Our linking of death and failure is due to our profoundly individualistic view of ourselves. Our culture does not see the self as part of a continuum, part of a movement that stretches back through history. Instead, each individual life is its own movement, standing on its own merits and responsible for its own destiny. This is a narrative of control,  a narrative deeply at odds with a life of faith.

What if our life was not our own, but part of the movement for God's kingdom here on Earth? What if the way we lived our lives was really an unfolding of that which had been set in motion before us? And the saints and martyrs of the church were merely the antecedents to our own commitments? What if death merely marked the time when the torch we had been carrying was officially passed to those we are bringing up behind us?

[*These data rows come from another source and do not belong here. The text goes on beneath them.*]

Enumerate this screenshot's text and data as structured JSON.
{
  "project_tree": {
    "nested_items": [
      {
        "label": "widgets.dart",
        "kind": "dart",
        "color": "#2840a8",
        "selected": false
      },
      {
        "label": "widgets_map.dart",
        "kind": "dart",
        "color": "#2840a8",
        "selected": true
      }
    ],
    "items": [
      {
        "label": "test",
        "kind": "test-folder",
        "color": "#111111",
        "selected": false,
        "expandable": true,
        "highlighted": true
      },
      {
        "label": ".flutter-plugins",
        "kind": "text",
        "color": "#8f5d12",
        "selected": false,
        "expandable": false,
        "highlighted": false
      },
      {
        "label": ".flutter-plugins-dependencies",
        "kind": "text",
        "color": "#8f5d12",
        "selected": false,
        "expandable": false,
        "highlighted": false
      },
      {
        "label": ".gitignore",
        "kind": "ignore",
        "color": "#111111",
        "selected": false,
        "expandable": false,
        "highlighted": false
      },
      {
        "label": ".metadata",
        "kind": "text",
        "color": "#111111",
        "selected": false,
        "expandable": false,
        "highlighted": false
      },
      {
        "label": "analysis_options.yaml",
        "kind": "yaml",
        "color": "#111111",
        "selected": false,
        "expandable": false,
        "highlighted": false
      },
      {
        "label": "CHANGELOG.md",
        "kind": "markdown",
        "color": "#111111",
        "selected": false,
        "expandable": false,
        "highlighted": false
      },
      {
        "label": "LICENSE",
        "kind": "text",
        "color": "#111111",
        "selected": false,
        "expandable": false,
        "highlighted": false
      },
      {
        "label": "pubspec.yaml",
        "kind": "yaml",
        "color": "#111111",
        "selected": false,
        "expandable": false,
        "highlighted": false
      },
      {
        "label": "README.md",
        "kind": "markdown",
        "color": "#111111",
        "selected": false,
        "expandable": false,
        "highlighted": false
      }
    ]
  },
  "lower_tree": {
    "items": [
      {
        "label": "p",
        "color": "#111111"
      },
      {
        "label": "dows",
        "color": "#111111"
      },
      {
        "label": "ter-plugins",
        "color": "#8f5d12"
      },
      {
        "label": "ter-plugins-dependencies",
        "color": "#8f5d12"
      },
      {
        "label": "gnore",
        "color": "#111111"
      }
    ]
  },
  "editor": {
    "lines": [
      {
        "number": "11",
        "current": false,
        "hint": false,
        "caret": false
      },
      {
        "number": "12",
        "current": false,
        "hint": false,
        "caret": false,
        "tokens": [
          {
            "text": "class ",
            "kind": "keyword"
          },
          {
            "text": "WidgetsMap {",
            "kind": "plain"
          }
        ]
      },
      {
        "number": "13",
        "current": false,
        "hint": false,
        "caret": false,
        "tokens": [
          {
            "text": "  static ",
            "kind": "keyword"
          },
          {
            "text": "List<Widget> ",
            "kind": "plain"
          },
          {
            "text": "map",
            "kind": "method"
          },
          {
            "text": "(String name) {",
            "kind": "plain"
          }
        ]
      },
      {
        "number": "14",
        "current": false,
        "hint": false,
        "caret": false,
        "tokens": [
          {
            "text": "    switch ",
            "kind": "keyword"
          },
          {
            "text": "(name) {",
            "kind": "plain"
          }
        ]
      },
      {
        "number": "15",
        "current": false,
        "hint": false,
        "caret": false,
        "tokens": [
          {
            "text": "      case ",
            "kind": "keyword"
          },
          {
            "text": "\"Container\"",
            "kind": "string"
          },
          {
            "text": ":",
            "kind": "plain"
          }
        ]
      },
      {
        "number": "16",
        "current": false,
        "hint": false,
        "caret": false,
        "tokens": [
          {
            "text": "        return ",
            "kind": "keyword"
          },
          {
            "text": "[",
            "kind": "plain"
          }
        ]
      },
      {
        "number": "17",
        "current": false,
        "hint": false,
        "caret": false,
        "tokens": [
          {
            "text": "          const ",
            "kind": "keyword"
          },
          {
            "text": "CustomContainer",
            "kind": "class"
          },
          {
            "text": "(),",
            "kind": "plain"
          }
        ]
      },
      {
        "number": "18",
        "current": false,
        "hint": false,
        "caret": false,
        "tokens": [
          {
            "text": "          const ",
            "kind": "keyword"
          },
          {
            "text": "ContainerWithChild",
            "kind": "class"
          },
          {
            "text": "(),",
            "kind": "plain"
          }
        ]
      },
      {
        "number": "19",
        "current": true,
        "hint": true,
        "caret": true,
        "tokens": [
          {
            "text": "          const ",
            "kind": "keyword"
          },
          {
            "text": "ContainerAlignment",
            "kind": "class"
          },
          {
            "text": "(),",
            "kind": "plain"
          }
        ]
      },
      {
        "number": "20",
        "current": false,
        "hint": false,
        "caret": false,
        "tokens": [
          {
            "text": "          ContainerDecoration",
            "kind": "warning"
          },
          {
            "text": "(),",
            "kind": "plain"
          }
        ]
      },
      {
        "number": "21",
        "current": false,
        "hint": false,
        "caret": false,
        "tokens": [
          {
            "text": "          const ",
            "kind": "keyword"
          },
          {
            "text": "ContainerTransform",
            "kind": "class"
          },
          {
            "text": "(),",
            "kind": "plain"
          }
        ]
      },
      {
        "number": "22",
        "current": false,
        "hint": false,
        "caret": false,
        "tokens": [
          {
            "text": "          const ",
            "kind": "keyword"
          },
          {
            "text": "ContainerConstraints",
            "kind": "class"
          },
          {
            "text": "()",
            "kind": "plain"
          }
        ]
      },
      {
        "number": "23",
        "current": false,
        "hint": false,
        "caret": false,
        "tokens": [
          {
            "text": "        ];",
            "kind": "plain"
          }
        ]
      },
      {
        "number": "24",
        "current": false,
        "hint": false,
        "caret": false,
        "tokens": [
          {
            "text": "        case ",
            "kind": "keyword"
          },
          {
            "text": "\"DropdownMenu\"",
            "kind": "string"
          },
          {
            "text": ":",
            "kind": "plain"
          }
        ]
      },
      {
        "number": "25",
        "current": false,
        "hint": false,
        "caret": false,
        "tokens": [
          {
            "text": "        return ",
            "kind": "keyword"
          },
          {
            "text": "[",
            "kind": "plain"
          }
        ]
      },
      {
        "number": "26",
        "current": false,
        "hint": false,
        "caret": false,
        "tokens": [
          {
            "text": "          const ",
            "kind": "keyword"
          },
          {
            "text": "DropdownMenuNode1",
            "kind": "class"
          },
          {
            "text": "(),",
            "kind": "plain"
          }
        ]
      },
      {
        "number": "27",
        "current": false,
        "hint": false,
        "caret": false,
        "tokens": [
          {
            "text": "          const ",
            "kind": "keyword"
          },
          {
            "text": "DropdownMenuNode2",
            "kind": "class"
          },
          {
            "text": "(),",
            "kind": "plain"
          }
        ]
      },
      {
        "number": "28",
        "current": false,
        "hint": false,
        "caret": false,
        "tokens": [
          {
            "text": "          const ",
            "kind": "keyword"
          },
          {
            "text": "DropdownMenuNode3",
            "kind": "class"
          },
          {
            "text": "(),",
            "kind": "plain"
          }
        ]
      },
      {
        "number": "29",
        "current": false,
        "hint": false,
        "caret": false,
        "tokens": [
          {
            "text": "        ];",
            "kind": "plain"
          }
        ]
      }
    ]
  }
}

The fear of death is a barrier to freedom. When we fear death, we focus on preservation rather than risk. We hold close all that we have made and gathered, even that which was freely given to us by those who passed on before us. Empire uses the threat of death as a way to manipulate us. Empire can prevent our generosity, our vision-casting, and our risk-taking by scaring us into navel-gazing. True freedom acknowledges the reality of death and acts boldly toward a vision of life fully lived.

The fear of death is also about the fear of judgment. We fear to risk because we're afraid of rejection, which is a type of death; we know that when we act in total freedom, we are vulnerable to criticism. We will have revealed something we hold dear and can be cut deeply by any refutation or challenge. Once we can let go of our fear of judgment, we have the freedom to be truly creative.

How do we start to view ourselves as part of movement, rather than as the movement? How can we begin to see ourselves as beneficiaries of God’s will and influence, and use our gratitude as a motivator to risk being free? This is part of what resisting whiteness means. Whiteness is committed to an individualistic view, one that removes people from context and history and justifies itself via the mythology of meritocracy. Whiteness says, “I earned this, and I have the right to (and need to) protect it”. However, Psalm 24 reminds us “the Earth is the Lord’s, and all that is in it”. Legacy will be the key concept to free us from individualism, whiteness, and Empire. What will our anti-racist, anti-Empire legacy be? How will we advance the vision of God’s liberation here in North Admiral?

Ultimately, the fear of death is rooted in turning away from God. Overcoming the fear of death is the path
to freedom, revealed most fully in the life, death, and resurrection of Christ.